Pour vos deux long-métrages, Promenons-nous dans les bois et Président, vous avez dirigé des acteurs et comédiens de renom comme Albert Dupontel, Clotilde Courau, Marie Trintignant, François Berléand, ou encore Laurent Laffite. Quel comportement est nécessaires au réalisateur pour ne pas tomber dans une sorte d'admiration et rester très objectif, bien à sa place de "directeur" cinématographique ?

Je crois que l’on peut aller chercher des acteurs ou des actrices par admiration, mais dès que l’on commence à travailler ensemble, ce sentiment doit disparaître selon moi. Quand on les filme, on doit plutôt savoir les regarder, les regarder vraiment, les aimer aussi, et trouver les mots ou les situations pour les rendre meilleurs afin de saisir le moment magique. Tout en conservant toujours son œil critique.

 

Président est le dernier film que vous avez réalisé. Avez-vous poursuivi votre métier de réalisateur durant ces 12 dernières années ? Quelles sont vos actualités ?

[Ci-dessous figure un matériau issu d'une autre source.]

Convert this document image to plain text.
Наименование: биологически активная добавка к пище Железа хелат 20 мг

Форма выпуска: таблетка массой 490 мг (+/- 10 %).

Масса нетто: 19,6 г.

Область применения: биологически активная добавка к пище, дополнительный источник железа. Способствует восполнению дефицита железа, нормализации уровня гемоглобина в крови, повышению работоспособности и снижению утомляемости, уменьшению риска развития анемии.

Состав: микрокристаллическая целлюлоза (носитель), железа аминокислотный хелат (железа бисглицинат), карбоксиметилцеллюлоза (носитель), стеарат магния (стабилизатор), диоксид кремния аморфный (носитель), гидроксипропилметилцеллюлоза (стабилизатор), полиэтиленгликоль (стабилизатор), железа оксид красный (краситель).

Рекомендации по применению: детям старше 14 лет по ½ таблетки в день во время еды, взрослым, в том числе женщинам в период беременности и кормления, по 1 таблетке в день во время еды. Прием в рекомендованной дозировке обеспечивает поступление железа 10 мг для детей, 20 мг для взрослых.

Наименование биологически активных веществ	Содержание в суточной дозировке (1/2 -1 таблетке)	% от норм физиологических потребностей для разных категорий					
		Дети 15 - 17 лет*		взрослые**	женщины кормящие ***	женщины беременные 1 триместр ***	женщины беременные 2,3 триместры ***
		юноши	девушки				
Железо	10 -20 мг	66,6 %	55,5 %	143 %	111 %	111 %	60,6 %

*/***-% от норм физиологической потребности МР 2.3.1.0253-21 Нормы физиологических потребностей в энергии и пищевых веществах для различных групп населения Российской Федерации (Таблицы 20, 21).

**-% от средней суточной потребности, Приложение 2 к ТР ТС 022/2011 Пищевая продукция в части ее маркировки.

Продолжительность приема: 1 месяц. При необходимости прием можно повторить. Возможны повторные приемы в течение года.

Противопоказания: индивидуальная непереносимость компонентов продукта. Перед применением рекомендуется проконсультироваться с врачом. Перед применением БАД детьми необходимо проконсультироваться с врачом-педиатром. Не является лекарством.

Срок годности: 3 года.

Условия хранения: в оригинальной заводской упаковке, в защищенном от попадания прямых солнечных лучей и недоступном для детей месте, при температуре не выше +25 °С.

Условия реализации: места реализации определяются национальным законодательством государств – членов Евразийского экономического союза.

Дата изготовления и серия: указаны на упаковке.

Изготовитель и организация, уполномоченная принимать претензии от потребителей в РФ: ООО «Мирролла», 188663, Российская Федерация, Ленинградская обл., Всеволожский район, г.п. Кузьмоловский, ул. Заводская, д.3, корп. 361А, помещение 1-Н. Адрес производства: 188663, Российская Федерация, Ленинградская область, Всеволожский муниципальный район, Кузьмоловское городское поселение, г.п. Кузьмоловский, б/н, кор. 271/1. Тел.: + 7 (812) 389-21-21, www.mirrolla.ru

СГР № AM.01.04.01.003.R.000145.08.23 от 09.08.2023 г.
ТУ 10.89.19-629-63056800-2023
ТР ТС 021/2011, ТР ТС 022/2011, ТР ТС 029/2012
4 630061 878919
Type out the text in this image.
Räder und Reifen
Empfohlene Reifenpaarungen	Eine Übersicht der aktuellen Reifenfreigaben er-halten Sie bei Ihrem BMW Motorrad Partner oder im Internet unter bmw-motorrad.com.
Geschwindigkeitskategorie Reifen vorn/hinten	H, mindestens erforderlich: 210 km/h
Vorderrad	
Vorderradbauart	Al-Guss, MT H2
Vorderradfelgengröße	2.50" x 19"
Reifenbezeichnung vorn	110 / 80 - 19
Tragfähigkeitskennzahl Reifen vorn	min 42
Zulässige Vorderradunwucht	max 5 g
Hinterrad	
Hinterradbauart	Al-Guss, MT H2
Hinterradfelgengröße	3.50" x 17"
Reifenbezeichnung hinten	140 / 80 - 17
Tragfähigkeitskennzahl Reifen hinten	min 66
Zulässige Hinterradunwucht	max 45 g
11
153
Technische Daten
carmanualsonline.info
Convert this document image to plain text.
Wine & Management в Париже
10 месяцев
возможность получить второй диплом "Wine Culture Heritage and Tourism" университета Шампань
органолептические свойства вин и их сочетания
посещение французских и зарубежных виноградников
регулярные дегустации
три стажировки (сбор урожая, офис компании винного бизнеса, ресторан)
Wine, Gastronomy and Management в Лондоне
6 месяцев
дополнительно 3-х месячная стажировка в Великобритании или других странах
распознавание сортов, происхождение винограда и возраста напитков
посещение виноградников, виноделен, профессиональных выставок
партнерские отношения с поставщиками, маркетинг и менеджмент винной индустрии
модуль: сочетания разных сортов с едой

En France, pour des raisons historiques et économiques, les films sont faits par des réalisateurs/scénaristes alors que ce sont deux métiers très différents, qui ne demandent pas du tout les mêmes qualités. C’est pourquoi aux Etats-Unis ces deux métiers sont d’ailleurs dissociés. Initialement, je suis venu au cinéma parce que je me sentais avant tout réalisateur. Après Président, j’ai décidé de devenir scénariste à part entière, c’est un métier qui ne s’improvise pas et cela m’a pris du temps. J’ai beaucoup écrit, j’ai travaillé avec une grande scénariste, Natalie Carter, qui m’a beaucoup appris, et j’ai finalement réussi à écrire un scénario, qui est devenu une co-production internationale et qui va se tourner dans quelques mois au Cambodge. Je suis tombé amoureux de ce pays juste après la sortie de Président, j’y suis revenu quinze fois, et c’est ainsi que l’histoire s’est peu à peu imposée à moi. Je me rends compte aujourd’hui que c’est peut-être de cette manière que s’écrivent les meilleures histoires, en tout cas les plus profondes.